I visitatori sembrano essere consapevoli anche del fatto che i servizi forniti e le funzioni svolte da un parco hanno una dimensione eminentemente "pubblica", nell'accezione economica del termine, essendo beni non razionabili e non escludibili, e che la protezione, quindi, come suggerito dalla teoria economica, richieda l'intervento pubblico. Nonostante ciò, ritengono che le fonti di finanziamento non debbano essere solo di tipo pubblico, ma anche di tipo privato. Per questo, pur individuando nella fiscalità generale la principale fonte cui attingere, non escludono la possibile introduzione di un biglietto d'ingresso quale corrispettivo per il beneficio di cui godono i visitatori.
Lo stesso biglietto è considerato come possibile strumento per regolamentare gli accessi in un parco. La maggioranza dei visitatori ritiene che, oltre alle ricadute ambientali, un eccessivo numero di visitatori potrebbe rappresentare un disincentivo alla visita.
Dall'analisi, quindi, emerge un visitatore attento anche agli aspetti qualitativi della visita, un'attenzione che si estende alla qualità/integrità delle risorse visitate e dell'intero insieme di attività, anche quelle economico-produttive, del territorio di riferimento. S'impone, perciò, la necessità di prestare attenzione allo stato e alla qualità delle risorse di un'area protetta, e dei beni e dei servizi del territorio nel loro insieme. Ne discende l'esigenza di operare in un'ottica di sistema, uscendo da un approccio di tipo puramente concorrenziale per approdare a una visione di concorrenza cooperativa, vista anche la dimensione esperenziale (experience good) tipica del turismo che si esalta ulteriormente nei casi in cui la risorsa è fragile, individuabile e circoscrivibile.
Questo è tanto più vero e necessario per almeno due ragioni: primo, la maggioranza dei visitatori dichiara di aver scelto quella destinazione seguendo il consiglio di un amico; in secondo luogo, dall'analisi emerge che, ceteris paribus, la probabilità che un visitatore dichiari soddisfacente, rispetto alle aspettative, la propria esperienza di visita al parco, tende a diminuire in relazione al numero di giudizi negativi espressi sui servizi presenti sul territorio. Questa relazione è più evidente per i visitatori che hanno dichiarato che la visita al parco era lo scopo principale del viaggio. Da rilevare, inoltre, che la probabilità che l'introduzione di un biglietto o un suo aumento, ove esso già esista, sia ritenuto un disincentivo alla visita cresce al crescere del livello di insoddisfazione dei visitatori.
Queste considerazioni possono essere un buon punto di partenza per elaborare una più efficace ed efficiente politica (anche di comunicazione) dei parchi nella consapevolezza che se i simboli sono più reali delle cose che rappresentano (come sosteneva Lévi-Strauss), la sfida della protezione sarà vinta quando l'ambiente rappresenterà un "consumo" necessario, uno status.

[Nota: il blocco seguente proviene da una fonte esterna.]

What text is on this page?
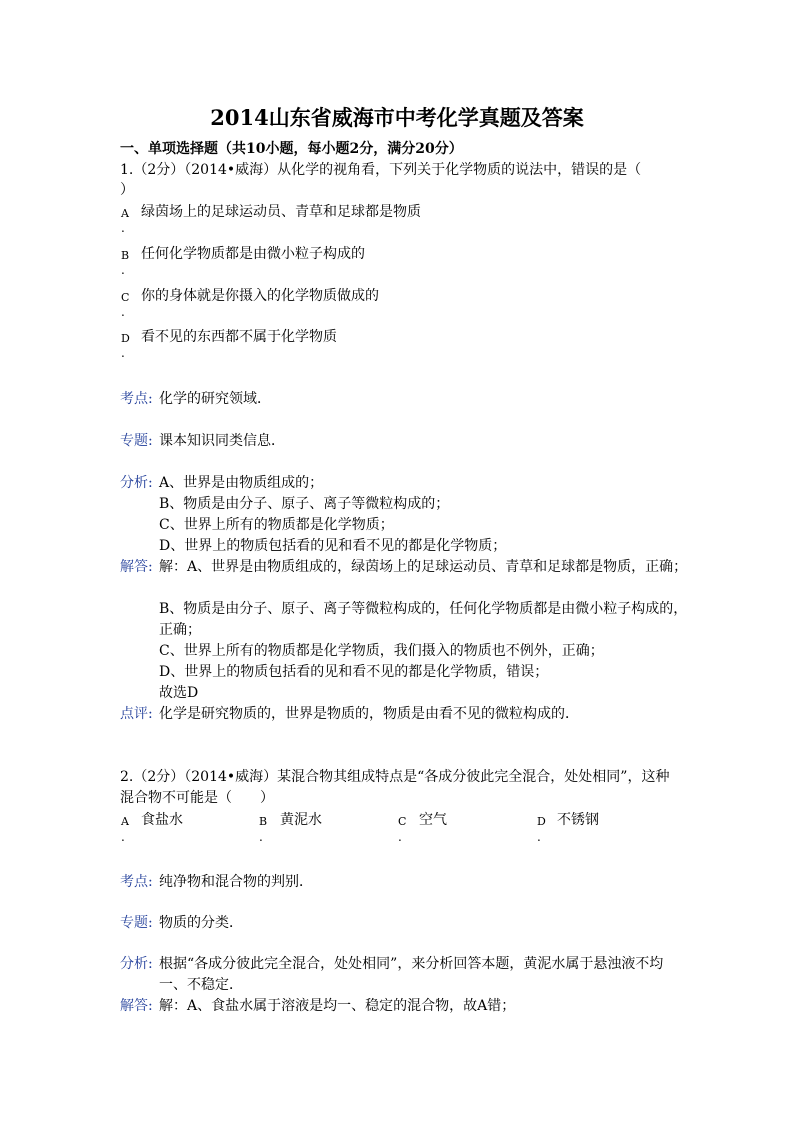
2014山东省威海市中考化学真题及答案
一、单项选择题（共10小题，每小题2分，满分20分）
1.（2分）（2014•威海）从化学的视角看，下列关于化学物质的说法中，错误的是（
）
A 绿茵场上的足球运动员、青草和足球都是物质
.
B 任何化学物质都是由微小粒子构成的
.
C 你的身体就是你摄入的化学物质做成的
.
D 看不见的东西都不属于化学物质
.
考点: 化学的研究领域．
专题: 课本知识同类信息．
分析: A、世界是由物质组成的；
B、物质是由分子、原子、离子等微粒构成的；
C、世界上所有的物质都是化学物质；
D、世界上的物质包括看的见和看不见的都是化学物质；
解答: 解：A、世界是由物质组成的，绿茵场上的足球运动员、青草和足球都是物质，正确；
B、物质是由分子、原子、离子等微粒构成的，任何化学物质都是由微小粒子构成的，
正确；
C、世界上所有的物质都是化学物质，我们摄入的物质也不例外，正确；
D、世界上的物质包括看的见和看不见的都是化学物质，错误；
故选D
点评: 化学是研究物质的，世界是物质的，物质是由看不见的微粒构成的．
2.（2分）（2014•威海）某混合物其组成特点是“各成分彼此完全混合，处处相同”，这种
混合物不可能是（　　）
A 食盐水
.
B 黄泥水
.
C 空气
.
D 不锈钢
.
考点: 纯净物和混合物的判别．
专题: 物质的分类．
分析: 根据“各成分彼此完全混合，处处相同”，来分析回答本题，黄泥水属于悬浊液不均
一、不稳定．
解答: 解：A、食盐水属于溶液是均一、稳定的混合物，故A错；
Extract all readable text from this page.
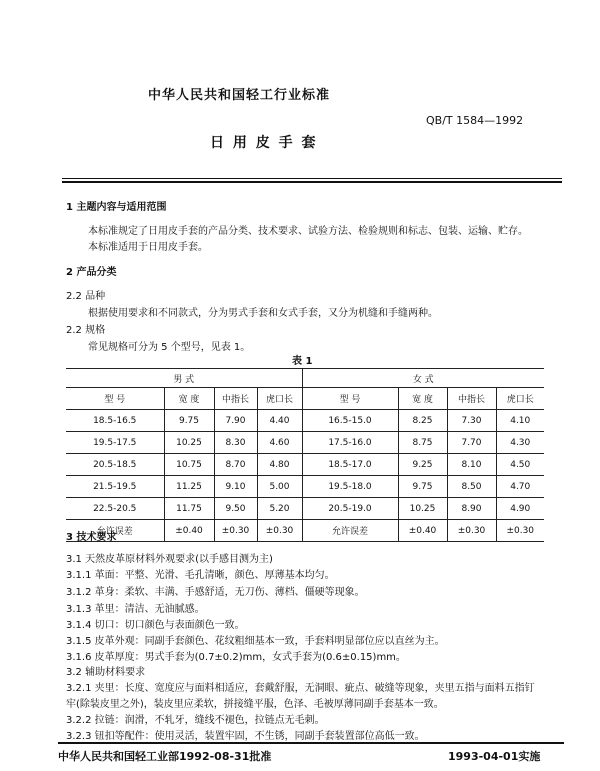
中华人民共和国轻工行业标准
QB/T 1584—1992
日 用 皮 手 套
1 主题内容与适用范围
本标准规定了日用皮手套的产品分类、技术要求、试验方法、检验规则和标志、包装、运输、贮存。
本标准适用于日用皮手套。
2 产品分类
2.2 品种
根据使用要求和不同款式，分为男式手套和女式手套，又分为机缝和手缝两种。
2.2 规格
常见规格可分为 5 个型号，见表 1。
表 1
男 式				女 式			
型 号	宽 度	中指长	虎口长	型 号	宽 度	中指长	虎口长
18.5-16.5	9.75	7.90	4.40	16.5-15.0	8.25	7.30	4.10
19.5-17.5	10.25	8.30	4.60	17.5-16.0	8.75	7.70	4.30
20.5-18.5	10.75	8.70	4.80	18.5-17.0	9.25	8.10	4.50
21.5-19.5	11.25	9.10	5.00	19.5-18.0	9.75	8.50	4.70
22.5-20.5	11.75	9.50	5.20	20.5-19.0	10.25	8.90	4.90
允许误差	±0.40	±0.30	±0.30	允许误差	±0.40	±0.30	±0.30
3 技术要求
3.1 天然皮革原材料外观要求(以手感目测为主)
3.1.1 革面：平整、光滑、毛孔清晰，颜色、厚薄基本均匀。
3.1.2 革身：柔软、丰满、手感舒适，无刀伤、薄档、僵硬等现象。
3.1.3 革里：清洁、无油腻感。
3.1.4 切口：切口颜色与表面颜色一致。
3.1.5 皮革外观：同副手套颜色、花纹粗细基本一致，手套料明显部位应以直丝为主。
3.1.6 皮革厚度：男式手套为(0.7±0.2)mm，女式手套为(0.6±0.15)mm。
3.2 辅助材料要求
3.2.1 夹里：长度、宽度应与面料相适应，套戴舒服，无洞眼、疵点、破缝等现象，夹里五指与面料五指钉
牢(除装皮里之外)，装皮里应柔软，拼接缝平服，色泽、毛被厚薄同副手套基本一致。
3.2.2 拉链：润滑，不轧牙，缝线不褪色，拉链点无毛刺。
3.2.3 钮扣等配件：使用灵活，装置牢固，不生锈，同副手套装置部位高低一致。
中华人民共和国轻工业部1992-08-31批准	1993-04-01实施
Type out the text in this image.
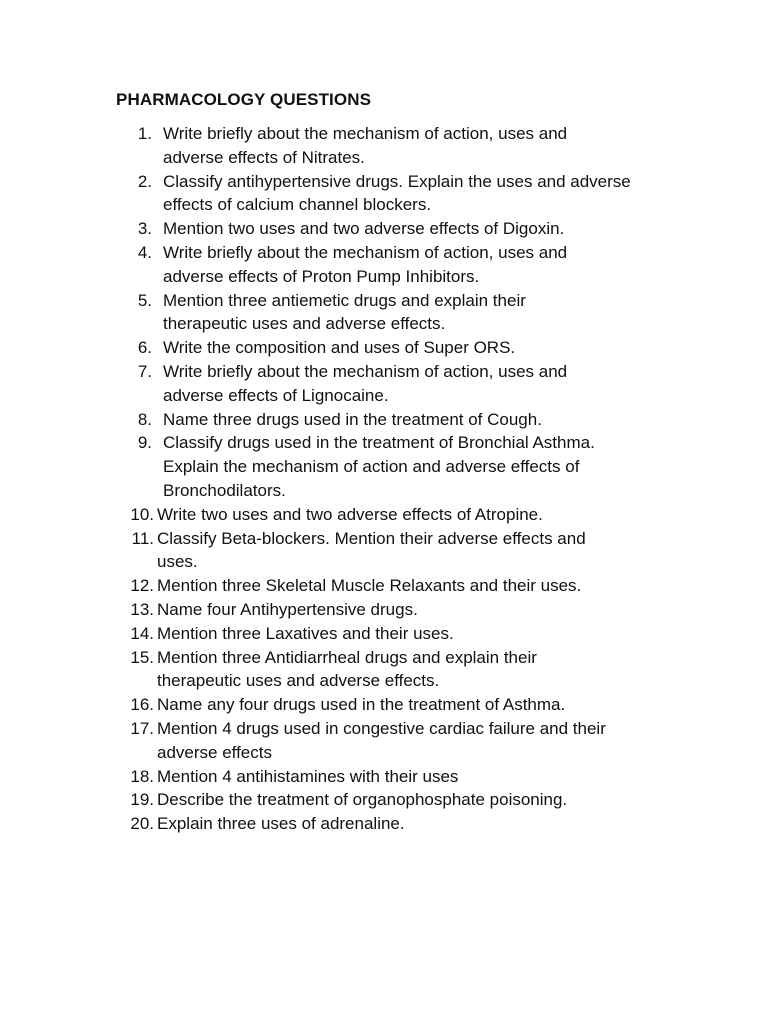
PHARMACOLOGY QUESTIONS
1. Write briefly about the mechanism of action, uses and
adverse effects of Nitrates.
2. Classify antihypertensive drugs. Explain the uses and adverse
effects of calcium channel blockers.
3. Mention two uses and two adverse effects of Digoxin.
4. Write briefly about the mechanism of action, uses and
adverse effects of Proton Pump Inhibitors.
5. Mention three antiemetic drugs and explain their
therapeutic uses and adverse effects.
6. Write the composition and uses of Super ORS.
7. Write briefly about the mechanism of action, uses and
adverse effects of Lignocaine.
8. Name three drugs used in the treatment of Cough.
9. Classify drugs used in the treatment of Bronchial Asthma.
Explain the mechanism of action and adverse effects of
Bronchodilators.
10. Write two uses and two adverse effects of Atropine.
11. Classify Beta-blockers. Mention their adverse effects and
uses.
12. Mention three Skeletal Muscle Relaxants and their uses.
13. Name four Antihypertensive drugs.
14. Mention three Laxatives and their uses.
15. Mention three Antidiarrheal drugs and explain their
therapeutic uses and adverse effects.
16. Name any four drugs used in the treatment of Asthma.
17. Mention 4 drugs used in congestive cardiac failure and their
adverse effects
18. Mention 4 antihistamines with their uses
19. Describe the treatment of organophosphate poisoning.
20. Explain three uses of adrenaline.
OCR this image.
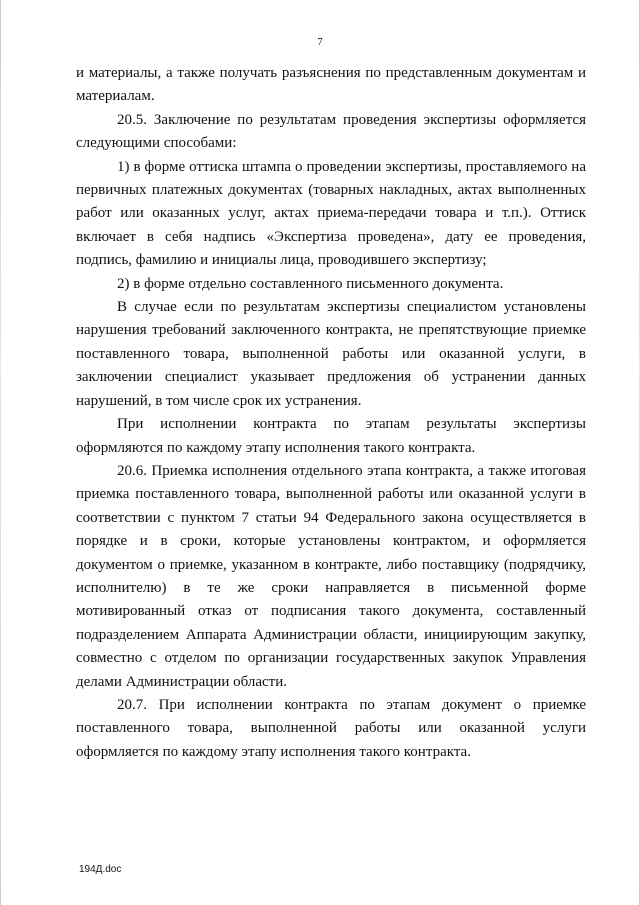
7

и материалы, а также получать разъяснения по представленным документам и материалам.

20.5. Заключение по результатам проведения экспертизы оформляется следующими способами:

1) в форме оттиска штампа о проведении экспертизы, проставляемого на первичных платежных документах (товарных накладных, актах выполненных работ или оказанных услуг, актах приема-передачи товара и т.п.). Оттиск включает в себя надпись «Экспертиза проведена», дату ее проведения, подпись, фамилию и инициалы лица, проводившего экспертизу;

2) в форме отдельно составленного письменного документа.

В случае если по результатам экспертизы специалистом установлены нарушения требований заключенного контракта, не препятствующие приемке поставленного товара, выполненной работы или оказанной услуги, в заключении специалист указывает предложения об устранении данных нарушений, в том числе срок их устранения.

При исполнении контракта по этапам результаты экспертизы оформляются по каждому этапу исполнения такого контракта.

20.6. Приемка исполнения отдельного этапа контракта, а также итоговая приемка поставленного товара, выполненной работы или оказанной услуги в соответствии с пунктом 7 статьи 94 Федерального закона осуществляется в порядке и в сроки, которые установлены контрактом, и оформляется документом о приемке, указанном в контракте, либо поставщику (подрядчику, исполнителю) в те же сроки направляется в письменной форме мотивированный отказ от подписания такого документа, составленный подразделением Аппарата Администрации области, инициирующим закупку, совместно с отделом по организации государственных закупок Управления делами Администрации области.

20.7. При исполнении контракта по этапам документ о приемке поставленного товара, выполненной работы или оказанной услуги оформляется по каждому этапу исполнения такого контракта.

194Д.doc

Allora, probabilmente, non avremo nemmeno più bisogno di parchi.

Gli utenti dei parchi

I dati dell'indagine riporati nell'articolo si riferiscono alla ricerca effettuata nel periodo luglio - settembre 2005 tra i visitatori dei sei parchi italiani: Adamello-Brenta, Cinque Terre, Delta del Po, Maremma, Vesuvio, Alcantara. Le aree protette coinvolte nella ricerca erano aderenti al progetto europeo LIFE III – Financial Instrument for the Environment , Self-financing Protected Areas (SelfPAs) che ha raggiunto l'obiettivo di acquisire una conoscenza finalizzata all'implementazione di idonee politiche di gestione e tutela delle aree protette. L'indagine è stata curata da Salvatore Bimonte e Caterina Pisani dell'Università degli Studi di Siena.